Looking ahead, Hsu said future subsequent grantmaking iterations will focus on supporting “creative visioning” and innovation. “Some of the earlier-stage experiments and pilots haven’t moved into the mainstream yet, and there’s some pretty interesting work around rural/urban collaboration, multi-generational governance and digital civic infrastructure that’s being adopted around the world.”
Upcoming cycles will also include open calls for proposals to allow ON to expand its reach beyond its existing networks. “We see multifunder collaborations as a big piece of our work, but are being intentional to make sure that our networks look different,” Jawando said, adding that she envisions ON will use its bully pulpit to lobby for greater public and private investment in the belonging space. “There is a desire among philanthropy and even private actors to figure this out,” Jawando said.
To help “make the case,” ON will build out a body of best practices and key insights.

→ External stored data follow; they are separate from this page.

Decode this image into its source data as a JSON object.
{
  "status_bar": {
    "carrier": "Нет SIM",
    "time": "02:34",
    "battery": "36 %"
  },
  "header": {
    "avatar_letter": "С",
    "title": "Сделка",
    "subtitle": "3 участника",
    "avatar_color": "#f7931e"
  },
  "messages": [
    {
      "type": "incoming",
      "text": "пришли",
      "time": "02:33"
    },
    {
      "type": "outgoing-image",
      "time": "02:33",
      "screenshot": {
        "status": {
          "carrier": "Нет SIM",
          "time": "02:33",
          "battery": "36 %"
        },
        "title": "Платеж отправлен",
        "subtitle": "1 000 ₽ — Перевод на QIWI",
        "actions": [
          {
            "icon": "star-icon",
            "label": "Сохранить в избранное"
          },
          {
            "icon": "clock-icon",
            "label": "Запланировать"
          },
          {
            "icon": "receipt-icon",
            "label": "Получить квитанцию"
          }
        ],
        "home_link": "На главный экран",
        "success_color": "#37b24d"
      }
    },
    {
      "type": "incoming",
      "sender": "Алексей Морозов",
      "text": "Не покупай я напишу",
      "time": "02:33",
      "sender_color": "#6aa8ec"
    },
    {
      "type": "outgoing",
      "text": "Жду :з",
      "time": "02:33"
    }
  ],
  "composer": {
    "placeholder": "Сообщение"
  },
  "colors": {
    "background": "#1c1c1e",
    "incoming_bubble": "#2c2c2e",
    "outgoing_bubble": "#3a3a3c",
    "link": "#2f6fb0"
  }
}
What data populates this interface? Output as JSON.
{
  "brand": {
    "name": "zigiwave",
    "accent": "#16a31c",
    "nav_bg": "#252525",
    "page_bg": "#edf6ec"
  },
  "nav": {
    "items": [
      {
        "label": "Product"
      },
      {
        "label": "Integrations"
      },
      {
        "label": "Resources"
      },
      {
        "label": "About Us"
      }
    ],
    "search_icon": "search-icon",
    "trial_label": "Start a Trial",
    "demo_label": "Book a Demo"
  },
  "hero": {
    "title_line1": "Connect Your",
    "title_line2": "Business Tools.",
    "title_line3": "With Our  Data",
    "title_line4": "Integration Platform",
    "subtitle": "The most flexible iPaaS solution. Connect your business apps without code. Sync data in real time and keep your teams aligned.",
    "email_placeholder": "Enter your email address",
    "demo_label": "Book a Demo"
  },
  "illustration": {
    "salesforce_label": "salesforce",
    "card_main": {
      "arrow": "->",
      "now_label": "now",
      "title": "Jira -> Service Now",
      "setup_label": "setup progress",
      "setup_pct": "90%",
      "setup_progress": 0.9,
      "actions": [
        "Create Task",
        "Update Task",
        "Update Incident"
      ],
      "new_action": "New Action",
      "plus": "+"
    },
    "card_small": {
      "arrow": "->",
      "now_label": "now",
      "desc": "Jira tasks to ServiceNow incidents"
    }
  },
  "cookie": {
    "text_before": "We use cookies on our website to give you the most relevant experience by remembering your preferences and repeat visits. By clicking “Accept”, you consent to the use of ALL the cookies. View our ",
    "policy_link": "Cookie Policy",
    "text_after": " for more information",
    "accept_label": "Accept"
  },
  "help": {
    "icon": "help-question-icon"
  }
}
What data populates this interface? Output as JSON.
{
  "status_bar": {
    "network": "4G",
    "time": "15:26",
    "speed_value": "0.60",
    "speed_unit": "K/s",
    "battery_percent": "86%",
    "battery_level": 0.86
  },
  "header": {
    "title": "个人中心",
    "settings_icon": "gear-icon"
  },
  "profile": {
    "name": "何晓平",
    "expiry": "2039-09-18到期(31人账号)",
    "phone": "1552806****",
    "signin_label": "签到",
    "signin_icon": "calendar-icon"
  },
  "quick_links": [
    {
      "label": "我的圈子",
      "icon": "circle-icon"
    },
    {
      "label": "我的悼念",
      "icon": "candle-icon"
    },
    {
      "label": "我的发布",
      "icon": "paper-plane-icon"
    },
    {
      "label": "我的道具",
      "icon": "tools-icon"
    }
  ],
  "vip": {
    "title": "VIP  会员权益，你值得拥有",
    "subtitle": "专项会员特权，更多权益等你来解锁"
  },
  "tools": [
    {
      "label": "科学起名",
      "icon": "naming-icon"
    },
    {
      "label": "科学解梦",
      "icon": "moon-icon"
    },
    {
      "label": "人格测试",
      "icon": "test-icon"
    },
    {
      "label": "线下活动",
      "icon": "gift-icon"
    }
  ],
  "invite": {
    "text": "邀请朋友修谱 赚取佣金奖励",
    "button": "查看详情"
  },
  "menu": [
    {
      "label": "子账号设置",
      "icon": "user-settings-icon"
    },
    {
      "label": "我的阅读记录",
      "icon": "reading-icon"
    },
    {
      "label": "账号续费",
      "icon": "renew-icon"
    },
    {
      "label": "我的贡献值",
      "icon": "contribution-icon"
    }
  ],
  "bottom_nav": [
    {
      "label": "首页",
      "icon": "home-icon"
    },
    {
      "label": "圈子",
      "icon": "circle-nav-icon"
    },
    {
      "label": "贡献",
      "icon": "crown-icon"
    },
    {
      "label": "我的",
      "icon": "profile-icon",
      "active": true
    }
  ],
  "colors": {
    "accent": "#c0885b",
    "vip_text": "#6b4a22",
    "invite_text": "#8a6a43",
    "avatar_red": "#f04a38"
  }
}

It publishes “points of view” for its other focus areas, and Hsu expects it will lay out a similar document for how leaders envision Building Cultures of Belonging into the 21st century sometime the next year. “You’re going to see us pursuing much more explicitly key intersections with our reimagining capitalism and responsible tech points of view around things like economic connectedness or civic infrastructure that aligns with our vision of a healthy digital ecosystem,” he said.
I asked Hsu to reflect on ON’s work thus far, and he pointed me to a quote from Pop Culture Collaborative CEO Bridgit Antoinette Evans. Individuals, regardless of race or economic status, have what Evans calls a “deep yearning” for a just and pluralistic society.
“It’s our job,” Hsu said, “to meet that deep yearning.” Jawando agreed. “The ‘moonshot thinking’ is, ‘We want to try something new because what we’ve done is not enough. We feel the urgency, we feel the toxicity, and want to shift the atmosphere in the ecosystem.’ And so I think this is the moment to do that.”